Hockey Stick Growth is a myth.
There’s no magical point at which a startup takes off. True growth is built brick-by-brick.
Let’s see what real exponential growth is made of.
The “Holy Hockey Stick”
In the Hockey Stick Growth model, startups see little traction in their early days before hitting a mystical “inflection point” and trending upwards into exponential growth.
That mystical point is defined as the point when you achieve Product-Market Fit (PMF).
But that’s not how growth works.
Product-Market Fit is a Process
In the real world, PMF isn’t a point in time. It’s a process.
A process that most founders underestimate.
Even amongst *funded* startups, the #1 reason for failure is “No Market Need ”. These are companies that had 12–18 months to find PMF.
And they never found it.
A founder’s overconfidence in their ability to reach PMF will doom them.
It leads to over-investment (both in time and money) in their initial version of the product.
It creates an obsession with each successive release, as the founder is sure *this one* will be the one to achieve PMF.
So what can you do about it?
The True Hockey Stick
Since Product-Market Fit isn’t binary, what does the true Hockey Stick look like?
In the hockey-stick model, the period after the inflection point is characterized by “surging” growth.
That’s a fancy way to say growth is “accelerating”.
So how do we increase our growth rate over time?
The real Hockey Stick isn’t defined by an inflection point but rather by an inflection process.
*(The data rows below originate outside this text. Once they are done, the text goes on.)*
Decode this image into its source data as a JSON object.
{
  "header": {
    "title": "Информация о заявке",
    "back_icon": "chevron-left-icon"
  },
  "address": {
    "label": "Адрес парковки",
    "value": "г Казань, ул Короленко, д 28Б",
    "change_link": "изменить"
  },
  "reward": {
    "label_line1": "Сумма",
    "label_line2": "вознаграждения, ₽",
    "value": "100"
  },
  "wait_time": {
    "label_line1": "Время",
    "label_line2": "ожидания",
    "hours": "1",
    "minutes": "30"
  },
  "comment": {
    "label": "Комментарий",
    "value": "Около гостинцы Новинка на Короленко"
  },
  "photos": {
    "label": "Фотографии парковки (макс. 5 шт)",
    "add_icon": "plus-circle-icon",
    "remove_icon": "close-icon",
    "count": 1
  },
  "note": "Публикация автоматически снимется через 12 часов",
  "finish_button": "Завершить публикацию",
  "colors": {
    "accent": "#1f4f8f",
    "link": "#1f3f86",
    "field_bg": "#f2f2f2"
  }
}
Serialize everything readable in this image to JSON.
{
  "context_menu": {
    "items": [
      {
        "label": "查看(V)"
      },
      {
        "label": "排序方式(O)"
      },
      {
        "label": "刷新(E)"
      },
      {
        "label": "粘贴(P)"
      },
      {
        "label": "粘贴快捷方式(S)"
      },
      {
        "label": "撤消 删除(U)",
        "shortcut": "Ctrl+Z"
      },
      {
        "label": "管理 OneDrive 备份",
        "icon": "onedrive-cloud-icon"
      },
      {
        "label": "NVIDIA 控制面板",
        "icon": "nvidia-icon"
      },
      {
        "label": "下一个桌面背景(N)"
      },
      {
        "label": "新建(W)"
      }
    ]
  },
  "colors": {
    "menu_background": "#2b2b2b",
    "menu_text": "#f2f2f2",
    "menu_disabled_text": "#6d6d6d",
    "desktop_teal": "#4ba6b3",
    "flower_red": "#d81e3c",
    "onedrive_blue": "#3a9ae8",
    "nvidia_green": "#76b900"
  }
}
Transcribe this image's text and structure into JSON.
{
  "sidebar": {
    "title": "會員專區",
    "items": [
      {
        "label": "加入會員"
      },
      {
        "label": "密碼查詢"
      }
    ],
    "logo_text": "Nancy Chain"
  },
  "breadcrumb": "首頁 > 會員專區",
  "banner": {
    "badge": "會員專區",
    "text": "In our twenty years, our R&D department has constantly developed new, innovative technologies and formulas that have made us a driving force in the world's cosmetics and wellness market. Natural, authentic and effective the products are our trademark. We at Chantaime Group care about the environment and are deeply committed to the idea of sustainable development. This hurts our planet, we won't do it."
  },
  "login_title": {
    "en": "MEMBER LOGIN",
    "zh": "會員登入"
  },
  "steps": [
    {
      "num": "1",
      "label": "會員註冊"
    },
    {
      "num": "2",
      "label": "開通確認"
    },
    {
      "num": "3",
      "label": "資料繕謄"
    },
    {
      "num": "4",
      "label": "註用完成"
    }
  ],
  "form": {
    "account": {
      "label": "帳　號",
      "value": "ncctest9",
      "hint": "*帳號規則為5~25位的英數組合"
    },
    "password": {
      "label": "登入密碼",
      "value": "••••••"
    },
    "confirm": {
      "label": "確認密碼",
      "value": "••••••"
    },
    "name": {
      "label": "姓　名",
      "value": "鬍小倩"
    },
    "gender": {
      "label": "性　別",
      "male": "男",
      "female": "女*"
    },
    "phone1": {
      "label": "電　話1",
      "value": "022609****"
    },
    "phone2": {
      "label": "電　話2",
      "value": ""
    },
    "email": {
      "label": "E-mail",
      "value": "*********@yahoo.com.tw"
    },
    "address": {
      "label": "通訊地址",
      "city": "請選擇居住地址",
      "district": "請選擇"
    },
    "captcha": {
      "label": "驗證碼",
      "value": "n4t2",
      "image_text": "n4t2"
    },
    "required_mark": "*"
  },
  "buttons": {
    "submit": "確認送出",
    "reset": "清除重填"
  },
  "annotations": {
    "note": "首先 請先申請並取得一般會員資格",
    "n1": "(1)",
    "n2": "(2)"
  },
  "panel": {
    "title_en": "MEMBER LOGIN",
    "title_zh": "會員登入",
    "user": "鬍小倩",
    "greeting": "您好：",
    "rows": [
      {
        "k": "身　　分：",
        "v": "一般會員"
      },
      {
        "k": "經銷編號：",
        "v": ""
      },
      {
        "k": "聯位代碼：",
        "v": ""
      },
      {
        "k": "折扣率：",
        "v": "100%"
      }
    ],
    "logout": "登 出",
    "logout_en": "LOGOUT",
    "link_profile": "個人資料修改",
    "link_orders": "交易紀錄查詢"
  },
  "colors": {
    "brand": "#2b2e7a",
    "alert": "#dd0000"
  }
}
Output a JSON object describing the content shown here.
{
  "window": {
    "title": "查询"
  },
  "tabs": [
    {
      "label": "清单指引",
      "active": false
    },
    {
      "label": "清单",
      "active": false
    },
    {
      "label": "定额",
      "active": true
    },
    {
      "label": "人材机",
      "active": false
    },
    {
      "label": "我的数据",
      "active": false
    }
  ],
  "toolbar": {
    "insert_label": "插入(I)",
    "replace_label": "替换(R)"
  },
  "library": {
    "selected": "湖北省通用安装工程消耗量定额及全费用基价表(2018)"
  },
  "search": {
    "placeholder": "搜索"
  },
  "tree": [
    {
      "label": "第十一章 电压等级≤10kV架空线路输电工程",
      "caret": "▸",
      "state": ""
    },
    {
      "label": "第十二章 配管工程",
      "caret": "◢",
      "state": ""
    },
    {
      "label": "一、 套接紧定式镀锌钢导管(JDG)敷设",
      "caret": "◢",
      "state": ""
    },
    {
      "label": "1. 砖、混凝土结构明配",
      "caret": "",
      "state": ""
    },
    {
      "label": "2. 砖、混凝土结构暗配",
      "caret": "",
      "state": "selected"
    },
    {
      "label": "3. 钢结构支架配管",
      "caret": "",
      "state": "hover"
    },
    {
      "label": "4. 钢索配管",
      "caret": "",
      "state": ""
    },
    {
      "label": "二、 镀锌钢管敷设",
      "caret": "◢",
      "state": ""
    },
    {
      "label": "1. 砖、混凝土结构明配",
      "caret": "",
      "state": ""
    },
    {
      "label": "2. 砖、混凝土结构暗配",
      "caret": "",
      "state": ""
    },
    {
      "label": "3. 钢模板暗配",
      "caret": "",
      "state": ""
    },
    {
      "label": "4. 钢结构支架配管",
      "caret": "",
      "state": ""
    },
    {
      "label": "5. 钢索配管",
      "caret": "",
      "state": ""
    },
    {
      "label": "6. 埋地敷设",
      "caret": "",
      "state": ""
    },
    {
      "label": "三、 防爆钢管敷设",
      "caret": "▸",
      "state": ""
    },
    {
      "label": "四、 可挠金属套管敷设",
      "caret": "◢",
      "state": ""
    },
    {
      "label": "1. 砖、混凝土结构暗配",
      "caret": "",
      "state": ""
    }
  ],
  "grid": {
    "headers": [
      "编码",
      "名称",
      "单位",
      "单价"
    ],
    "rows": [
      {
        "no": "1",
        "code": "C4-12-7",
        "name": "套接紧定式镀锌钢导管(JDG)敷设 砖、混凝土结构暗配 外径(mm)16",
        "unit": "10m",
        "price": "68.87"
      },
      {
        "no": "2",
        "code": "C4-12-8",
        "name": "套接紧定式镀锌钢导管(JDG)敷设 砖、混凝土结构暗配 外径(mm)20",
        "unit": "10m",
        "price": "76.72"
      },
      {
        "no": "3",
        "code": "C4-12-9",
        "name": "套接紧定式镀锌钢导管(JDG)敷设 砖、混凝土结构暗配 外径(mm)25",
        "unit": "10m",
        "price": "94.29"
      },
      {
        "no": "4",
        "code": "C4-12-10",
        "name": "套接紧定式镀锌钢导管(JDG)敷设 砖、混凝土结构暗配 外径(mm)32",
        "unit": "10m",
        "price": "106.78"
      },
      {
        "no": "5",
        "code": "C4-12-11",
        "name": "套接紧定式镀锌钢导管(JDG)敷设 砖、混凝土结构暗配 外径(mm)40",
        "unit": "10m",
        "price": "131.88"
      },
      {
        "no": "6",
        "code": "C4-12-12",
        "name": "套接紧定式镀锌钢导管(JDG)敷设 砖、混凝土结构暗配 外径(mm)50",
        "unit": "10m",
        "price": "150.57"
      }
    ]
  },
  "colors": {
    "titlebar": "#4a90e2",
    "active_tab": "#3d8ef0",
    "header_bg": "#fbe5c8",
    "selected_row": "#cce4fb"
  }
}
With each change we make to our product or its messaging, we increase our growth rate just a little. These improvements stack on top of each other one by one, building the famous hockey stick shape.
Creating real exponential growth isn’t about finding the mythical Product-Market fit. It’s not about reaching some magical inflection point.
Real exponential growth is achieved by stacking incremental improvements over time.